Comfundo | sacolas de papel | dimensões variáveis | 1990

 

Não são sacos de gatos nem compram gatos por lebres. Não estão cheios de nada, mas estão plenos de ar. Arquitetura em balanço. Pilares de um espaço imaginário que se dá entre as paredes, entre os limites, no vazio. Como sustentar o espaço? Como ser viga de um pensamento que iludia o espaço como servo do volume? Estruturas frágeis, colunas poderosas de ironia. Sacolas sem marcas, sem tipos, sem logos. Funções desviadas, lógica imprevista. Não estão ali para cumprir a sua origem, muito menos para atingir um fim. Meios irônicos, apenas, para alterar a previsão de um objeto de arte e sua função no espaço. Produtos da imaginação: férteis, oníricos, perversos. E perversos porque desviantes.

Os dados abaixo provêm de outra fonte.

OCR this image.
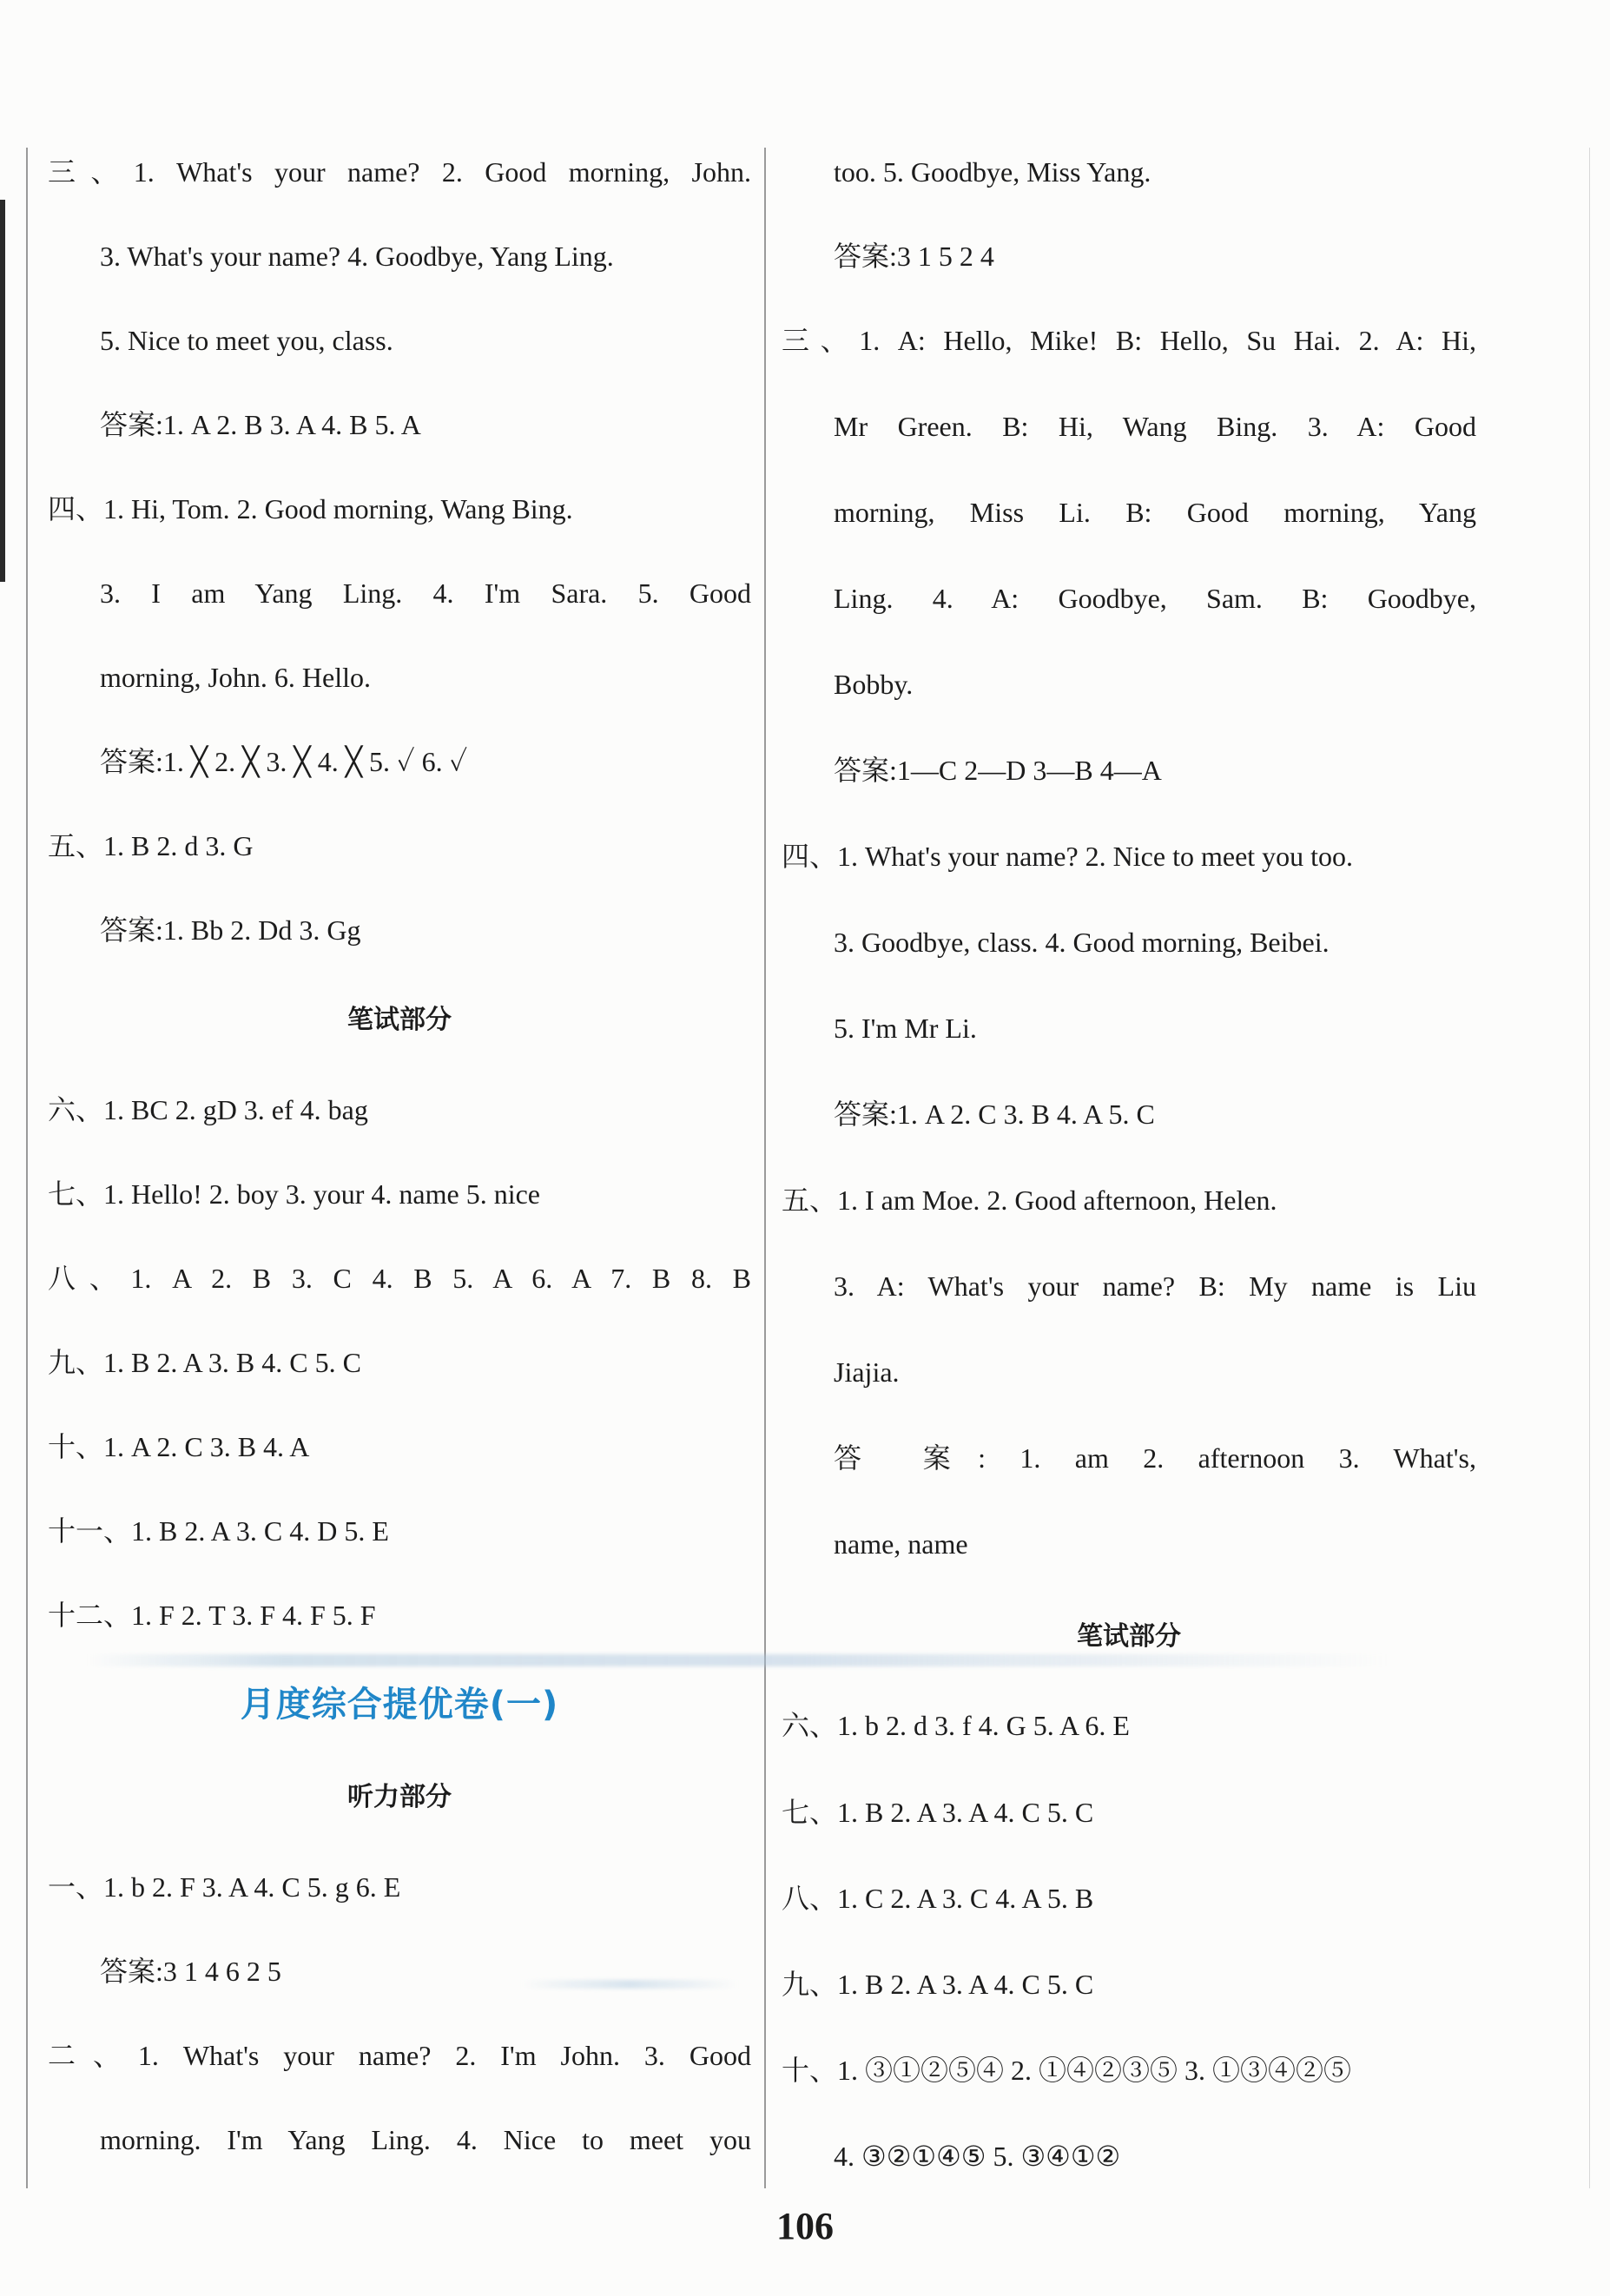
三、1. What's your name? 2. Good morning, John.
3. What's your name? 4. Goodbye, Yang Ling.
5. Nice to meet you, class.
答案:1. A 2. B 3. A 4. B 5. A
四、1. Hi, Tom. 2. Good morning, Wang Bing.
3. I am Yang Ling. 4. I'm Sara. 5. Good
morning, John. 6. Hello.
答案:1. ╳ 2. ╳ 3. ╳ 4. ╳ 5. ✓ 6. ✓
五、1. B 2. d 3. G
答案:1. Bb 2. Dd 3. Gg
笔试部分
六、1. BC 2. gD 3. ef 4. bag
七、1. Hello! 2. boy 3. your 4. name 5. nice
八、1. A 2. B 3. C 4. B 5. A 6. A 7. B 8. B
九、1. B 2. A 3. B 4. C 5. C
十、1. A 2. C 3. B 4. A
十一、1. B 2. A 3. C 4. D 5. E
十二、1. F 2. T 3. F 4. F 5. F
月度综合提优卷(一)
听力部分
一、1. b 2. F 3. A 4. C 5. g 6. E
答案:3 1 4 6 2 5
二、1. What's your name? 2. I'm John. 3. Good
morning. I'm Yang Ling. 4. Nice to meet you
too. 5. Goodbye, Miss Yang.
答案:3 1 5 2 4
三、1. A: Hello, Mike! B: Hello, Su Hai. 2. A: Hi,
Mr Green. B: Hi, Wang Bing. 3. A: Good
morning, Miss Li. B: Good morning, Yang
Ling. 4. A: Goodbye, Sam. B: Goodbye,
Bobby.
答案:1—C 2—D 3—B 4—A
四、1. What's your name? 2. Nice to meet you too.
3. Goodbye, class. 4. Good morning, Beibei.
5. I'm Mr Li.
答案:1. A 2. C 3. B 4. A 5. C
五、1. I am Moe. 2. Good afternoon, Helen.
3. A: What's your name? B: My name is Liu
Jiajia.
答 案: 1. am 2. afternoon 3. What's,
name, name
笔试部分
六、1. b 2. d 3. f 4. G 5. A 6. E
七、1. B 2. A 3. A 4. C 5. C
八、1. C 2. A 3. C 4. A 5. B
九、1. B 2. A 3. A 4. C 5. C
十、1. ③①②⑤④ 2. ①④②③⑤ 3. ①③④②⑤
4. ③②①④⑤ 5. ③④①②
106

Não sustentam funções originais, enquanto sacolas ou enquanto pilares. E não sustentam, mais ainda, quaisquer valores que queiram arcar com algo mais que a pura precariedade, física ou ideológica. Antes de tudo, produtos pensados para construir um espaço simbólico, ainda que supondo, inversamente a sua ruína. Pois, qual simbologia pode se erguer quando a própria noção de valor se acha abalada? A idéia é essa: fazer ruir o espaço imóvel, dominado. Abalar exatamente os suportes do domínio. Tocar apenas nas infinitas chances de relação com o vazio. Não haveria porque insistir na plenitude, no volume no conteúdo, no momento justo em que a imagem é tão somente o seu continente, a sua aparência. O lado serial do trabalho, sim, insiste em alguma coisa: afirmar, obsessivamente, que o objeto é apenas elo de um processo sem heroísmo. Não há utopia. Resta o espírito da mordacidade e do humor, sintomas da arte pós-Duchamp. Ready-made pervertido, re-significado; pilar de uma estética que ainda abala o mundo na sua irreverência anti-institucional, que ainda sacode os modelos de uma construção ideal. Inoperantes, as colunas revertem a expectativa da sustentação e, paradoxalmente, operam como sustentáculos do simbólico, da arquitetura incongruente do vazio. Há ordem, há clareza, há inteligência e construção. Há porém a eminência latente de que tudo pode ser uma mentira, de que “todo sólido se desmancha no ar”. A distância entre o ar e o ar pode ser uma folha de papel ou um saco com fundo.

 

Ligia Canongia, 1990.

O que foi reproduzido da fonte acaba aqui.